All Black prop seriously injured in cycling accident

NEWS: Carl Hayman, who played 45 tests for the All Blacks between 2001 and 2007, was rushed to hospital in a helicopter on Tuesday after being left ‘seriously injured and confused’ in a cycling accident.

The 43-year old was training when he fell off his bike and he was eventually found in a cold, wet ditch with possible hypothermia and a broken collarbone.

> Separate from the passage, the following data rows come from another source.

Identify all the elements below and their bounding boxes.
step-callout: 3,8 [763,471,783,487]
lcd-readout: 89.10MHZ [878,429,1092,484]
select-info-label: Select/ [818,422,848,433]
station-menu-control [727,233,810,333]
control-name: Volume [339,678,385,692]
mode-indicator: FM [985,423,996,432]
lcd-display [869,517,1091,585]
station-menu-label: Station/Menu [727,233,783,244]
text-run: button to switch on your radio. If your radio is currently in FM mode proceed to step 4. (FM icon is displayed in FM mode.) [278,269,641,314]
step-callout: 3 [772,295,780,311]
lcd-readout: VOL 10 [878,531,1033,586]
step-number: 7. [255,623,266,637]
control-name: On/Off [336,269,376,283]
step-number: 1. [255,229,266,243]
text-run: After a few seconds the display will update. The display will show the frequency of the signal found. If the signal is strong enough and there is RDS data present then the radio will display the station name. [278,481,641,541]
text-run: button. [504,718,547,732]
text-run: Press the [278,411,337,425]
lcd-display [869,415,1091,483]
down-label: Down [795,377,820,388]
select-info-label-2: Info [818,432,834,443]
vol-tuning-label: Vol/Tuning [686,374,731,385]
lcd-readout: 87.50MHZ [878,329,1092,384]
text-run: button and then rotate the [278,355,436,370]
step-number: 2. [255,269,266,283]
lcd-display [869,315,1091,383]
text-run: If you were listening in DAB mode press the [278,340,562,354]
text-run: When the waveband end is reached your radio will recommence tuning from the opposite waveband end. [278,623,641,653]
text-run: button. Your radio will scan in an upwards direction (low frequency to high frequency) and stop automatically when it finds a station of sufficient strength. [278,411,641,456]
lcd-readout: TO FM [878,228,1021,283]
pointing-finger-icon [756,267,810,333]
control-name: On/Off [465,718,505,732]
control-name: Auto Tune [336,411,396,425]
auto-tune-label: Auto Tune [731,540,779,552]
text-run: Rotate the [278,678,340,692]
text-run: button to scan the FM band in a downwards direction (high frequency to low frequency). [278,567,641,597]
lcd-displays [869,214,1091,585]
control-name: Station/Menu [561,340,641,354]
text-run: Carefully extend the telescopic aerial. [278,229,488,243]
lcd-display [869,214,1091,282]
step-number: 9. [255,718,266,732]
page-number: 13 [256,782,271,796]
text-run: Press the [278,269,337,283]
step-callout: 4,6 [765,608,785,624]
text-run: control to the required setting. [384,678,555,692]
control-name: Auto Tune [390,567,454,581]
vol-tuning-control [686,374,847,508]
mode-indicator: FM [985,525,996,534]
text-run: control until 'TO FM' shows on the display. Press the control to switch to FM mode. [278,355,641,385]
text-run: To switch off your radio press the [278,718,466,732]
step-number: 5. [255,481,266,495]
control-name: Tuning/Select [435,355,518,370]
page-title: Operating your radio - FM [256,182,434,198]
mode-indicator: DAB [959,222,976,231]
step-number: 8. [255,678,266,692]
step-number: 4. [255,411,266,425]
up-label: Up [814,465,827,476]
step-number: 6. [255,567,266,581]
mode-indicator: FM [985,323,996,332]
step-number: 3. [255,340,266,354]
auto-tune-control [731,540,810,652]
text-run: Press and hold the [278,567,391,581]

He was flown to Whangārei Hospital.

The accident comes just a week after Hayman published his book’ Head On: An All Black’s memoir of rugby, dementia, and the hidden cost of success’.

The prop, who made his test debut against Samoa in 2001, was diagnosed with dementia in 2020.

He retired from professional rugby in 2015 and believes the thousands of head knocks he suffered during his rugby career contributed to his condition.

Hayman, together with more than 100 former rugby players, are in the process of taking legal action amid claims that sporting bodies failed to protect them from permanent injury relating to repeated concussions.

According to 1News Hayman was training for an Ironman event in Wales as well as a swim across the English Channel for the Head for Change charity.

He was set to do the charity event alongside the former Welsh rugby player Alix Popham, who has also been diagnosed with early onset dementia and probable CTE - a progressive brain disease linked to repeated knocks to the head.

The pair have supported each other throughout their dementia battles and regularly call each other for check-ins from opposite sides of the world.